Most people know what ‘APR’ stands for, as they’ve seen it with home loans, and other sort of big pieces of money - but often times, a payday loan APR can be a very daunting thing, and for good reason.
Interesting, the maximum APR allowed to be attached to a payday loan is regulated in many states. For the borrower, this is good but even then, often a short-term loan comes with an APR that is high.
What is an APR?
Some people don’t know what APR is, or what payday loan APR is - or if it’s different at all.
APR stands for Annual Percentage Rate, which is basically the annual interest rate on the loan itself. With large loans, like a home loan, or small business loan, the APR is usually very low, mostly because the loan is paid back over a long period of time.

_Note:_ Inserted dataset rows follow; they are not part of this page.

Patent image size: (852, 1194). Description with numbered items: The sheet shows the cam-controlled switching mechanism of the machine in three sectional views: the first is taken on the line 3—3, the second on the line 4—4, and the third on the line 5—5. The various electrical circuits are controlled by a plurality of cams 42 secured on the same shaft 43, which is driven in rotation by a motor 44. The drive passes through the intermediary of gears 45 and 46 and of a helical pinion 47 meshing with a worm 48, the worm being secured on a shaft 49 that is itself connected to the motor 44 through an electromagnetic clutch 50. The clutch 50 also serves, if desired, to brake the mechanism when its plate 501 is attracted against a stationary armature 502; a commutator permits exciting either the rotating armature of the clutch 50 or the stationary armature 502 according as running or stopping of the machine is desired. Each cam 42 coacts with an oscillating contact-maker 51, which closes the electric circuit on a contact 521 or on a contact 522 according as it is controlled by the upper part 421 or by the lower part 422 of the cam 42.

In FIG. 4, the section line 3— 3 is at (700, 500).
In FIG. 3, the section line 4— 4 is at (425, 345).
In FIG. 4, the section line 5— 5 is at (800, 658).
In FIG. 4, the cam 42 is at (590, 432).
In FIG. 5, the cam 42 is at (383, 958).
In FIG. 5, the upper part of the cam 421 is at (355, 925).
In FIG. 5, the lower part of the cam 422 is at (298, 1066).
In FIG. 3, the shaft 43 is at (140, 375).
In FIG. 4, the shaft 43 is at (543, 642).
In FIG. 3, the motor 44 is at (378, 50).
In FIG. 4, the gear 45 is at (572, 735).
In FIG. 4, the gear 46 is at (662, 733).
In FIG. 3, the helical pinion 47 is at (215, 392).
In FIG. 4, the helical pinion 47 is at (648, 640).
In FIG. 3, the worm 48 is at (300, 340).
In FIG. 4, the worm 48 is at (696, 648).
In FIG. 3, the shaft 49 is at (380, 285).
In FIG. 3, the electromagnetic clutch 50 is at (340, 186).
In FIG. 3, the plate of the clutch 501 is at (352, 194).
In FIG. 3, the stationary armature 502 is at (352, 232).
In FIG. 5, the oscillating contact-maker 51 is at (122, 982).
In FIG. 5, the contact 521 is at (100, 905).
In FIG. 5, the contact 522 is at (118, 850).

However, with Payday Loan APR, it works a little differently.
How Does This Work?
Payday loan APR is a bigger number than the home loan APR because it has one of the highest interest rates on any sort of loan because it is so short term. These loans are normally between 7 and 14 days so they are very short so you normally only pay around $10-$40 in interest.
Normally, you will find APRs that are between 250% - 390%, which is really large except that you are just borrowing a small amount and are planning to pay it back in a fast rate of time.
Of course, there are some states that keep tight tabs on APR rates charged by these companies. Therefore, the APR allowed to charge with other factors, such as the length of the loan and whether extensions are allowed, would also be regulated. Just remember that laws are different for every state - some strict and some not so rigid.
Things to Look for in a Payday Loan
When searching for a payday loan APR should be something that you keep at the top of your head. The lower the APR, less that you have to pay when you’re going to pay back your loan.
However, sometimes people overlook the fees. What happens is that they see the APR and believe it is reasonable but once fees are added, they realize they are paying outrageous fees for a loan. Therefore, it is always best to look for loan companies that offer not only a low APR, but also low fees.
Things To Remember
Remember to borrow wisely, and don’t go with a company that has too high of a payday loan APR - you’ll feel the crunch later!